Jennifer Zeng's Witnessing History: One Chinese Woman's Fight for
Freedom is a first-hand account of contemporary China.
In Hard-Boiled Masculinities, Christopher Breu looks at the
portrayal of men in popular magazines between the two world wars.
Shamsur Rahman on
August 17. He was in his late 70s. A Bangladeshi poet,
journalist, and human rights advocate, he was best known for his
political poetry during the 1970s as Bangladesh moved toward
independence from Pakistan. Rahman published more than 60
volumes of poetry, but few were translated into English from
Bengali. Among the few that were translated are The Best
Poems of Shamsur Rahman and The Devotee, the Combatant:
Selected Poems of Shamsur Rahman.
Yizhar Smilansky on August 21 at age 89. An Israeli
writer who published as S. Yizhar, Smilansky was best known for his
stories of the 1948 war of independence and included such works as
Hirbet Hizah, The Captive, and Days of Ziklag.
Ralph Schoenstein on August 24 at age 73. A humorist,
Schoenstein was a commentator
on NPR's "All Things Considered" and wrote books such as The
I-Hate-Preppies Handbook and Toilet Trained for Yale:
Adventures in 21st-Century Parenting. He also ghostwrote a
number of books for celebrities.
Gerald Green on August 29 at age 84. Green, a novelist
and screenwriter, was also one of the creators of the "Today"

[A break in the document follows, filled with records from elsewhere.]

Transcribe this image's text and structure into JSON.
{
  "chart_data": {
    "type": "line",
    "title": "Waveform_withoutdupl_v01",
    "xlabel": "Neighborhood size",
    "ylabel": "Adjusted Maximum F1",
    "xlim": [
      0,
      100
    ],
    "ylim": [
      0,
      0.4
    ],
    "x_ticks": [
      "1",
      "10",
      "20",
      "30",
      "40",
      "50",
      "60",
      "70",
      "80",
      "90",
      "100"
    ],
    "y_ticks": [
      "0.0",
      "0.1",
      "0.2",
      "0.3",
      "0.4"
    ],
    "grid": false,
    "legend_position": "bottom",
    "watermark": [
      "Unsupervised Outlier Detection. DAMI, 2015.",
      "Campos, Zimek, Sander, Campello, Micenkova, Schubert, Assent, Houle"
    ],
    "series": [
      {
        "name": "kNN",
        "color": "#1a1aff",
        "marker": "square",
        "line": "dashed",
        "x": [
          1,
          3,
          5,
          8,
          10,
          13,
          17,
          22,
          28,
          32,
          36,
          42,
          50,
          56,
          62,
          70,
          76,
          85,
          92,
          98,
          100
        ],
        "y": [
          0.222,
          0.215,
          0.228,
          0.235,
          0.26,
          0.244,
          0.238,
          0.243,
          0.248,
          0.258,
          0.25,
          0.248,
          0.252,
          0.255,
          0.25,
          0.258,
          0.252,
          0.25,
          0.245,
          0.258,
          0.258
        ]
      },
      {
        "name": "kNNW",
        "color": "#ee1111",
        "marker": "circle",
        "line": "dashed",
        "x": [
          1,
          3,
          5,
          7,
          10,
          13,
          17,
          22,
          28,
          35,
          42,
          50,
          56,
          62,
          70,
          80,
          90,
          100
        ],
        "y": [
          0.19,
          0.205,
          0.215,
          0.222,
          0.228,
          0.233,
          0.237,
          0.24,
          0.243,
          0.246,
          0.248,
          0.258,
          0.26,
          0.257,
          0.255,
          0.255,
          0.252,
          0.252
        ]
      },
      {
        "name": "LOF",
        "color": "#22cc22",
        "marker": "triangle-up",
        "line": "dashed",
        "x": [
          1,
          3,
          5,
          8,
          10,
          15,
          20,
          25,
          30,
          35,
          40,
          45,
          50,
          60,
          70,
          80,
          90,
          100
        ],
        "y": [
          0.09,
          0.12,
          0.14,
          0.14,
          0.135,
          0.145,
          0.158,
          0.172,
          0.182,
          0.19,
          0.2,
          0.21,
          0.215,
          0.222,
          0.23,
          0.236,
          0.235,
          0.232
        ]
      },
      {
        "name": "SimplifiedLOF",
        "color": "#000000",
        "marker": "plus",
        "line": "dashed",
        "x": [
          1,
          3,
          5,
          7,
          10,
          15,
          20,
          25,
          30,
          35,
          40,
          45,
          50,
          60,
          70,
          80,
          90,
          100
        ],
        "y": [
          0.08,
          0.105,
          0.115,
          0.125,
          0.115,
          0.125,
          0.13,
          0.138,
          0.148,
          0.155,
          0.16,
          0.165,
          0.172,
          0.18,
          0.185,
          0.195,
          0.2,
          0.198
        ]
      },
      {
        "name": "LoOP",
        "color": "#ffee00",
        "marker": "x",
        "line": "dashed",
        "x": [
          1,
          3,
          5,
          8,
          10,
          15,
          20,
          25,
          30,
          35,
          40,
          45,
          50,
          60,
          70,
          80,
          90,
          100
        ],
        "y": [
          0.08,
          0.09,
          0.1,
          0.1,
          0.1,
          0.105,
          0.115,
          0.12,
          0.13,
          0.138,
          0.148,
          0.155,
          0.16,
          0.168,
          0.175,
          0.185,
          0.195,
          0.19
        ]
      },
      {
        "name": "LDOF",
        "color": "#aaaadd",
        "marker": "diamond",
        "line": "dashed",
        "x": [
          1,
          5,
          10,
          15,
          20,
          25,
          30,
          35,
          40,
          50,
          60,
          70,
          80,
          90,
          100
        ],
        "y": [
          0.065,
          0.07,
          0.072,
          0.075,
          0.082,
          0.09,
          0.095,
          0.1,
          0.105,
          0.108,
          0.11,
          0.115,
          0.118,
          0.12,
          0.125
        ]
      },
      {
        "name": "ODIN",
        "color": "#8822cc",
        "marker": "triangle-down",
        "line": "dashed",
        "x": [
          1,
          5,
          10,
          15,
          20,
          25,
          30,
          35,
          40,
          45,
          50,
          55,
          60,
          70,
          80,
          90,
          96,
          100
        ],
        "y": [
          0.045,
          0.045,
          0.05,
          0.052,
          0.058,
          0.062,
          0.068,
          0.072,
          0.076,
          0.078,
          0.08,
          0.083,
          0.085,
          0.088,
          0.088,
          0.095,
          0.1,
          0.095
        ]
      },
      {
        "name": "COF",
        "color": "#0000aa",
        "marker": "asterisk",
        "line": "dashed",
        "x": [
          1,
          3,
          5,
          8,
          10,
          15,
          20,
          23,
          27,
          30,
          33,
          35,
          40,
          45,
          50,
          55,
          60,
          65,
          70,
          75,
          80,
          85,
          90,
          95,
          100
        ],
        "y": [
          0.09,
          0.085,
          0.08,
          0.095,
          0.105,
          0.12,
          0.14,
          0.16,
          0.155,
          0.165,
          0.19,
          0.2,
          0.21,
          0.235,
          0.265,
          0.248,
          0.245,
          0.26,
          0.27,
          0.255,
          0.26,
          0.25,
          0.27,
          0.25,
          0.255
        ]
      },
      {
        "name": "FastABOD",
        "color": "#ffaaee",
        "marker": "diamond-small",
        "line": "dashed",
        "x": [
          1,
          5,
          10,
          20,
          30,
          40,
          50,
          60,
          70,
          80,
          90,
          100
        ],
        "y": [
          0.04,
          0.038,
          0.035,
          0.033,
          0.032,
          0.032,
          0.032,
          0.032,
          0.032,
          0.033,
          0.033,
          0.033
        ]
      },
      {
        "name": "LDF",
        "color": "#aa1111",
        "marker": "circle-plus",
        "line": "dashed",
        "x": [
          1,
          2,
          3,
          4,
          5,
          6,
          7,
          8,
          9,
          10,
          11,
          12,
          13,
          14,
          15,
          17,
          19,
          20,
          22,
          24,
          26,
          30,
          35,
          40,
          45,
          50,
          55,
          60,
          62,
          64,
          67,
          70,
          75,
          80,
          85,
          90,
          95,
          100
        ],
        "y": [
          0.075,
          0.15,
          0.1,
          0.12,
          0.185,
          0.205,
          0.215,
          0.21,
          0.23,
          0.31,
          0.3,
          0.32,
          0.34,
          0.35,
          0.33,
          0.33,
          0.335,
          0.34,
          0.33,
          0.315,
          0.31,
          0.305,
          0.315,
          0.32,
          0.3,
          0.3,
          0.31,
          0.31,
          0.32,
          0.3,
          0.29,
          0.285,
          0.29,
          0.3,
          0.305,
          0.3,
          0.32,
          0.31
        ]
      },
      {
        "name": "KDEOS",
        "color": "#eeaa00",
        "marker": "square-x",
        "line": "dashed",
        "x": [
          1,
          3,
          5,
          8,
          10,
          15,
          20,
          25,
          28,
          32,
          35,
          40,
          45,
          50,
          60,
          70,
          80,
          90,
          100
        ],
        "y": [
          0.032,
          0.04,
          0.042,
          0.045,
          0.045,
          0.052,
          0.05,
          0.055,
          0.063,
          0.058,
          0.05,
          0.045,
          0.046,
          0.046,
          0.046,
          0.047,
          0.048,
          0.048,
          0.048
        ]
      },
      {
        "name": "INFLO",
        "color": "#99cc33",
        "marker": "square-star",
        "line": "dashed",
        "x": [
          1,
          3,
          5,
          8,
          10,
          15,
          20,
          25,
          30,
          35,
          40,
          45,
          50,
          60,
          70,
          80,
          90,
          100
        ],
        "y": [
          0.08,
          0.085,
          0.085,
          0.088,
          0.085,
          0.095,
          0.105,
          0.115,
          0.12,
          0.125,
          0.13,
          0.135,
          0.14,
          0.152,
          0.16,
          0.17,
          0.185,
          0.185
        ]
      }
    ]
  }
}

television show. His most famous novel is probably
The
Last Angry Man and his best know screenplay is probably the
television miniseries "Holocaust," which won an Emmy.
Naguib Mahfouz on August 30 at age 94. Mahfouz, an
Egyptian novelist, playwright, and screenwriter, won the 1988 Novel
Prize in Literature, the only Arab writer to do so. Considered
on the the Arab world's leading novelists, Mahfouz is probably best
known for his "Cairo Trilogy" (Palace
Walk, Palace of Desire, and Sugar Street).
A number of his works are banned in Arab countries, including
Children of the Alley, which was banned in his native Egypt.
Gyorgy Faludy on September 1 at age 95. A Hungarian
poet, who was nominated for the Nobel Prize in Literature, Faludy
may be best known for his autobiographical novel, My Happy Days
in Hell. Faludy twice fled his native Hungary, once when
the Nazis invaded (he eventually enlisted in the U. S. army) and
again in 1956 after the failed uprising.